93. A transgenic taxol-sensitive fungal cell transformed by introducing a DNA segment encoding taxol-binding beta-tubulin comprising threonine at Amino Acid 219 as numbered in SEQ ID NOJ, wherein said transformed fungal cell over-expresses said DNA segment under the control of a suitable constitutive or inducible promoter when exposed to conditions which permit expression.

94. A method of screening a composition of matter for the presence of taxol or taxol-like compounds comprising providing distinguishable taxol-resistant and taxol-sensitive fungal cells; contacting said composition of matter with said fungal cells; determining the growth inhibition of said fungal cells; whereby the composition of matter is determined to possess taxol or taxol-like compounds if it is able to inhibit the growth of taxol-sensitive fungal cells but not able to inhibit the growth of taxol-resistant fungal cells.

95. The method of Claim 94, wherein said distinguishable taxol-resistant and taxol- sensitive fungal cells consists essentially of transgenic taxol-resistant and taxol-sensitive isogenic fungal cells.

96. The method of Claim 94, wherein said taxol-resistant fungal cells are derived from a fungi which is unrelated to the fungi from which the taxol-sensitive fungal cells are derived.
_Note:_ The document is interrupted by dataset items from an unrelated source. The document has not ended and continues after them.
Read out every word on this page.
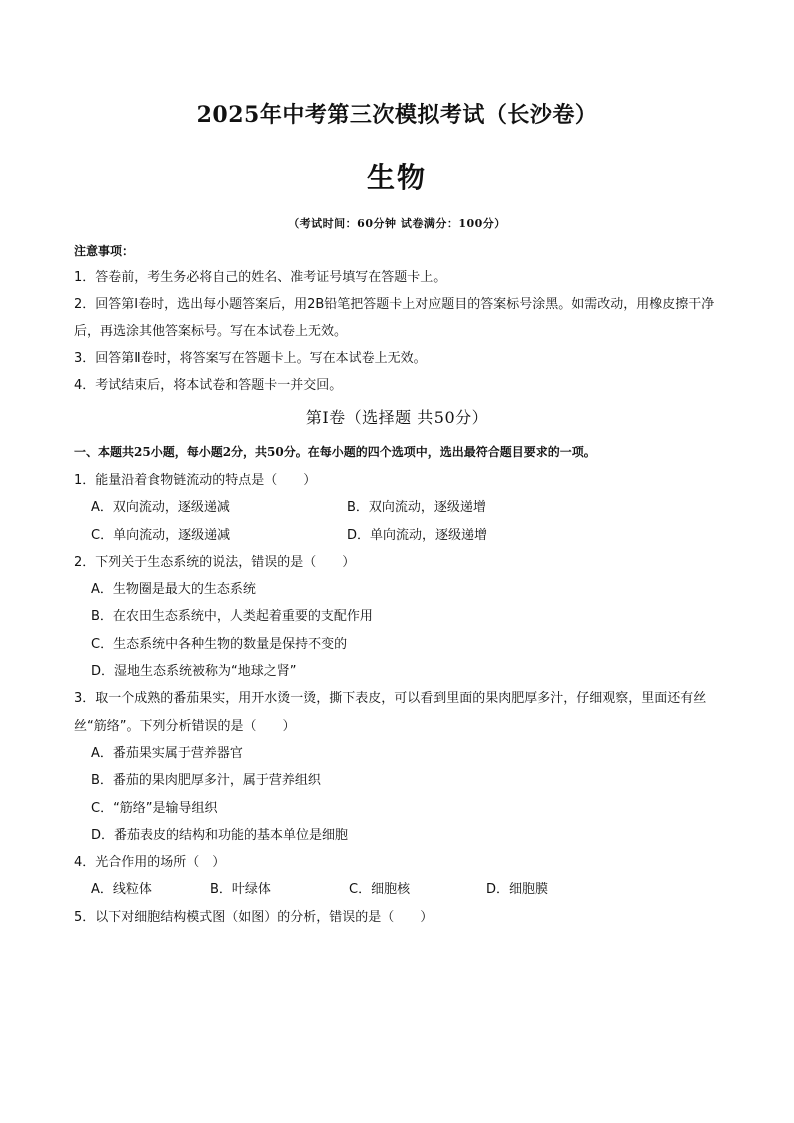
2025年中考第三次模拟考试（长沙卷）
生物
（考试时间：60分钟 试卷满分：100分）
注意事项：
1．答卷前，考生务必将自己的姓名、准考证号填写在答题卡上。
2．回答第Ⅰ卷时，选出每小题答案后，用2B铅笔把答题卡上对应题目的答案标号涂黑。如需改动，用橡皮擦干净后，再选涂其他答案标号。写在本试卷上无效。
3．回答第Ⅱ卷时，将答案写在答题卡上。写在本试卷上无效。
4．考试结束后，将本试卷和答题卡一并交回。
第Ⅰ卷（选择题 共50分）
一、本题共25小题，每小题2分，共50分。在每小题的四个选项中，选出最符合题目要求的一项。
1．能量沿着食物链流动的特点是（　　）
A．双向流动，逐级递减	B．双向流动，逐级递增
C．单向流动，逐级递减	D．单向流动，逐级递增
2．下列关于生态系统的说法，错误的是（　　）
A．生物圈是最大的生态系统
B．在农田生态系统中，人类起着重要的支配作用
C．生态系统中各种生物的数量是保持不变的
D．湿地生态系统被称为“地球之肾”
3．取一个成熟的番茄果实，用开水烫一烫，撕下表皮，可以看到里面的果肉肥厚多汁，仔细观察，里面还有丝丝“筋络”。下列分析错误的是（　　）
A．番茄果实属于营养器官
B．番茄的果肉肥厚多汁，属于营养组织
C．“筋络”是输导组织
D．番茄表皮的结构和功能的基本单位是细胞
4．光合作用的场所（　）
A．线粒体	B．叶绿体	C．细胞核	D．细胞膜
5．以下对细胞结构模式图（如图）的分析，错误的是（　　）
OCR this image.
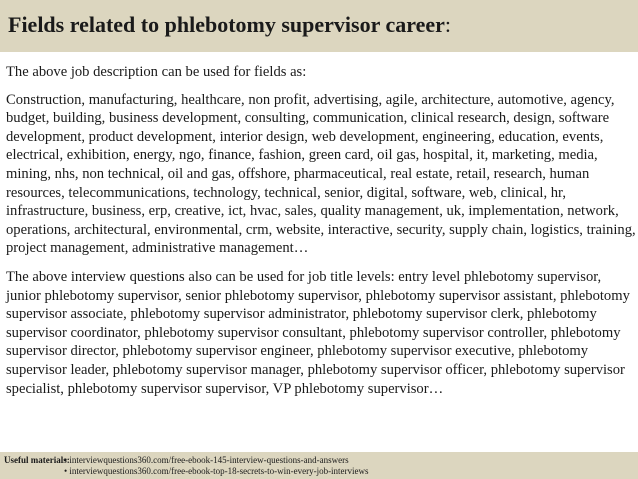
Fields related to phlebotomy supervisor career:

The above job description can be used for fields as:

Construction, manufacturing, healthcare, non profit, advertising, agile, architecture, automotive, agency, budget, building, business development, consulting, communication, clinical research, design, software development, product development, interior design, web development, engineering, education, events, electrical, exhibition, energy, ngo, finance, fashion, green card, oil gas, hospital, it, marketing, media, mining, nhs, non technical, oil and gas, offshore, pharmaceutical, real estate, retail, research, human resources, telecommunications, technology, technical, senior, digital, software, web, clinical, hr, infrastructure, business, erp, creative, ict, hvac, sales, quality management, uk, implementation, network, operations, architectural, environmental, crm, website, interactive, security, supply chain, logistics, training, project management, administrative management…

The above interview questions also can be used for job title levels: entry level phlebotomy supervisor, junior phlebotomy supervisor, senior phlebotomy supervisor, phlebotomy supervisor assistant, phlebotomy supervisor associate, phlebotomy supervisor administrator, phlebotomy supervisor clerk, phlebotomy supervisor coordinator, phlebotomy supervisor consultant, phlebotomy supervisor controller, phlebotomy supervisor director, phlebotomy supervisor engineer, phlebotomy supervisor executive, phlebotomy supervisor leader, phlebotomy supervisor manager, phlebotomy supervisor officer, phlebotomy supervisor specialist, phlebotomy supervisor supervisor, VP phlebotomy supervisor…

Useful materials:
• interviewquestions360.com/free-ebook-145-interview-questions-and-answers
• interviewquestions360.com/free-ebook-top-18-secrets-to-win-every-job-interviews
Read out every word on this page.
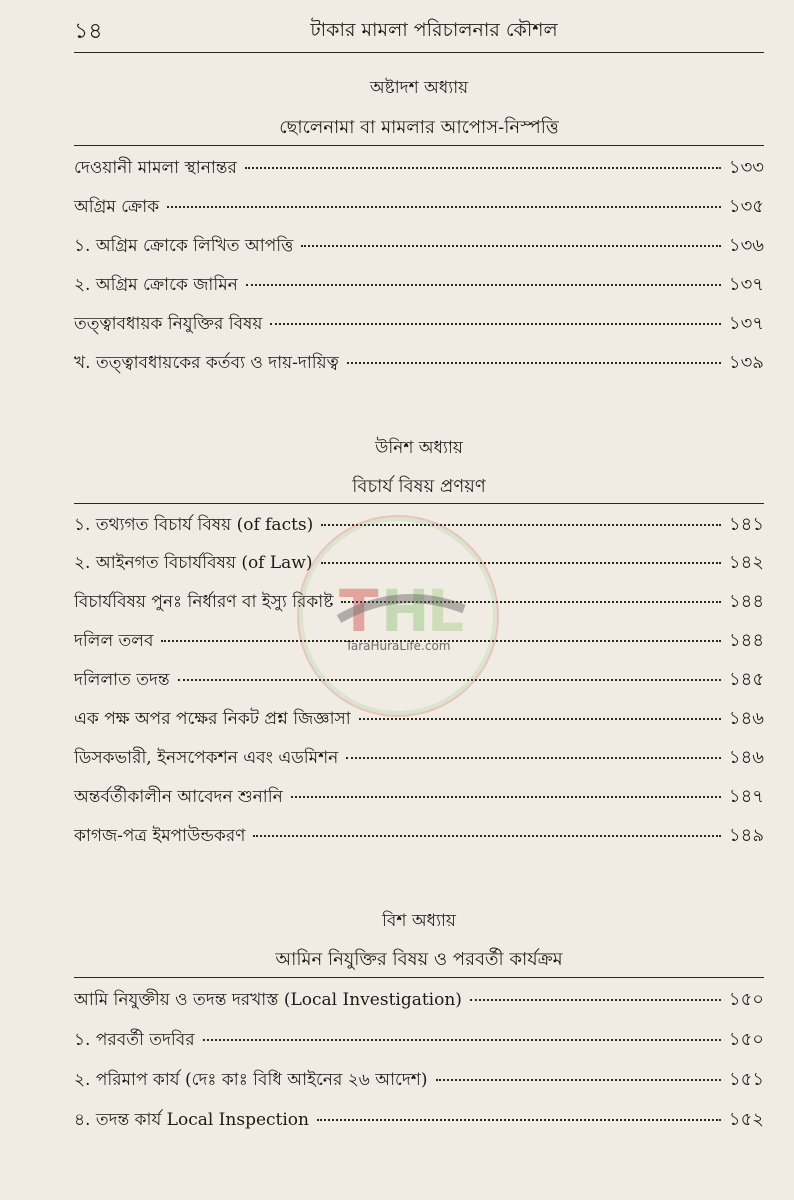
১৪	টাকার মামলা পরিচালনার কৌশল
অষ্টাদশ অধ্যায়
ছোলেনামা বা মামলার আপোস-নিস্পত্তি
দেওয়ানী মামলা স্থানান্তর	১৩৩
অগ্রিম ক্রোক	১৩৫
১. অগ্রিম ক্রোকে লিখিত আপত্তি	১৩৬
২. অগ্রিম ক্রোকে জামিন	১৩৭
তত্ত্বাবধায়ক নিযুক্তির বিষয়	১৩৭
খ. তত্ত্বাবধায়কের কর্তব্য ও দায়-দায়িত্ব	১৩৯
উনিশ অধ্যায়
বিচার্য বিষয় প্রণয়ণ
১. তথ্যগত বিচার্য বিষয় (of facts)	১৪১
২. আইনগত বিচার্যবিষয় (of Law)	১৪২
বিচার্যবিষয় পুনঃ নির্ধারণ বা ইস্যু রিকাষ্ট	১৪৪
দলিল তলব	১৪৪
দলিলাত তদন্ত	১৪৫
এক পক্ষ অপর পক্ষের নিকট প্রশ্ন জিজ্ঞাসা	১৪৬
ডিসকভারী, ইনসপেকশন এবং এডমিশন	১৪৬
অন্তর্বর্তীকালীন আবেদন শুনানি	১৪৭
কাগজ-পত্র ইমপাউন্ডকরণ	১৪৯
বিশ অধ্যায়
আমিন নিযুক্তির বিষয় ও পরবর্তী কার্যক্রম
আমি নিযুক্তীয় ও তদন্ত দরখাস্ত (Local Investigation)	১৫০
১. পরবর্তী তদবির	১৫০
২. পরিমাপ কার্য (দেঃ কাঃ বিধি আইনের ২৬ আদেশ)	১৫১
৪. তদন্ত কার্য Local Inspection	১৫২
T H
L
TaraHuraLife.com
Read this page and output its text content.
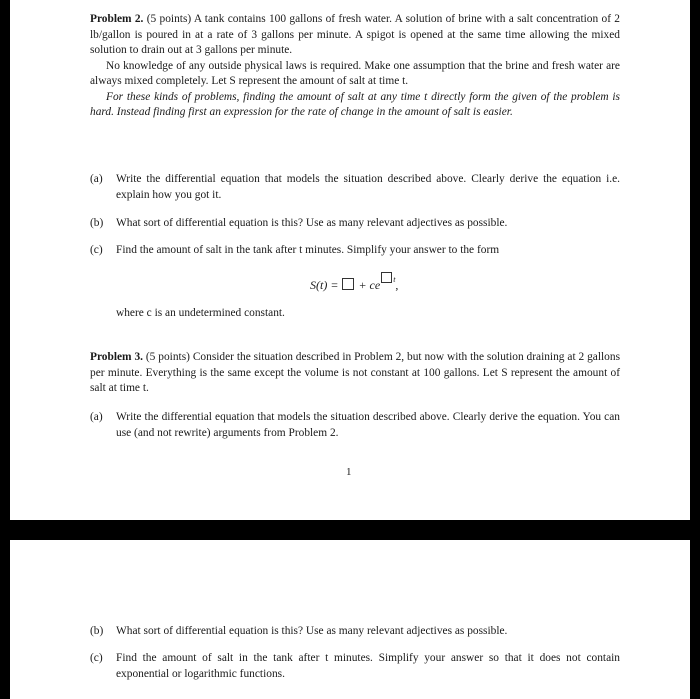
Problem 2. (5 points) A tank contains 100 gallons of fresh water. A solution of brine with a salt concentration of 2 lb/gallon is poured in at a rate of 3 gallons per minute. A spigot is opened at the same time allowing the mixed solution to drain out at 3 gallons per minute.

No knowledge of any outside physical laws is required. Make one assumption that the brine and fresh water are always mixed completely. Let S represent the amount of salt at time t.

For these kinds of problems, finding the amount of salt at any time t directly form the given of the problem is hard. Instead finding first an expression for the rate of change in the amount of salt is easier.

(a) Write the differential equation that models the situation described above. Clearly derive the equation i.e. explain how you got it.
(b) What sort of differential equation is this? Use as many relevant adjectives as possible.
(c) Find the amount of salt in the tank after t minutes. Simplify your answer to the form
S(t) = + ce $^t$,
where c is an undetermined constant.

Problem 3. (5 points) Consider the situation described in Problem 2, but now with the solution draining at 2 gallons per minute. Everything is the same except the volume is not constant at 100 gallons. Let S represent the amount of salt at time t.

(a) Write the differential equation that models the situation described above. Clearly derive the equation. You can use (and not rewrite) arguments from Problem 2.
1
(b) What sort of differential equation is this? Use as many relevant adjectives as possible.
(c) Find the amount of salt in the tank after t minutes. Simplify your answer so that it does not contain exponential or logarithmic functions.
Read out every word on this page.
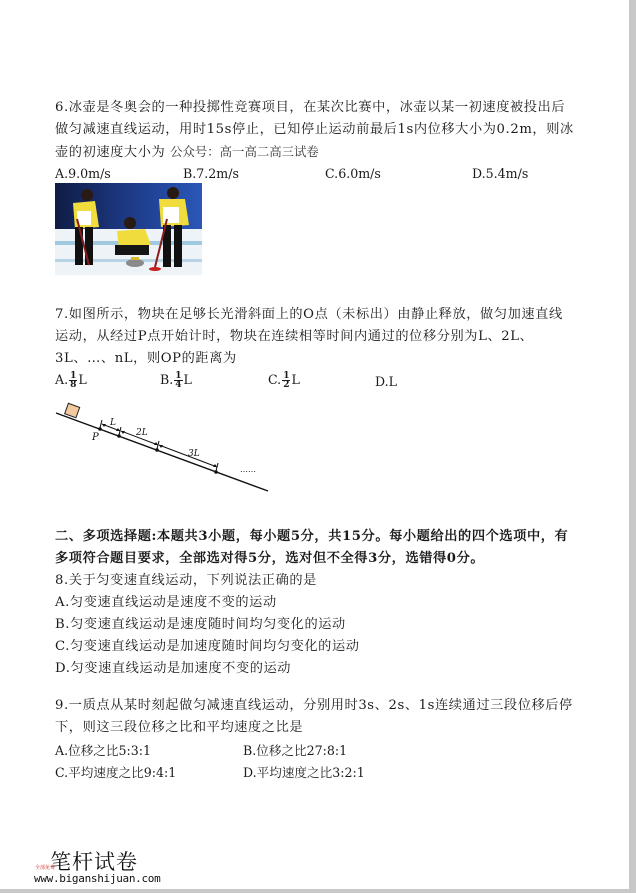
6.冰壶是冬奥会的一种投掷性竞赛项目，在某次比赛中，冰壶以某一初速度被投出后
做匀减速直线运动，用时15s停止，已知停止运动前最后1s内位移大小为0.2m，则冰
壶的初速度大小为 公众号：高一高二高三试卷
A.9.0m/s	B.7.2m/s	C.6.0m/s	D.5.4m/s
7.如图所示，物块在足够长光滑斜面上的O点（未标出）由静止释放，做匀加速直线
运动，从经过P点开始计时，物块在连续相等时间内通过的位移分别为L、2L、
3L、…、nL，则OP的距离为
A. $\frac{1}{8}$ L	B. $\frac{1}{4}$ L	C. $\frac{1}{2}$ L	D.L
P
L
2L
3L
……
二、多项选择题:本题共3小题，每小题5分，共15分。每小题给出的四个选项中，有
多项符合题目要求，全部选对得5分，选对但不全得3分，选错得0分。
8.关于匀变速直线运动，下列说法正确的是
A.匀变速直线运动是速度不变的运动
B.匀变速直线运动是速度随时间均匀变化的运动
C.匀变速直线运动是加速度随时间均匀变化的运动
D.匀变速直线运动是加速度不变的运动
9.一质点从某时刻起做匀减速直线运动，分别用时3s、2s、1s连续通过三段位移后停
下，则这三段位移之比和平均速度之比是
A.位移之比5:3:1	B.位移之比27:8:1
C.平均速度之比9:4:1	D.平均速度之比3:2:1
笔杆试卷
全部免费
www.biganshijuan.com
97. A method for controlling the growth of plant pathogens comprising determining the taxol sensitivity of said plant pathogen; and if said pathogen is determined to be taxol-sensitive, said plant and soil surrounding said plant are treated with a taxol-producing P. microspora.

98. The method of Claim 97, wherein the taxol sensitivity of said plant pathogen is determined by identifying Amino Acid 219, wherein the plant is designated as taxol- sensitive if Amino Acid 219 is threonine.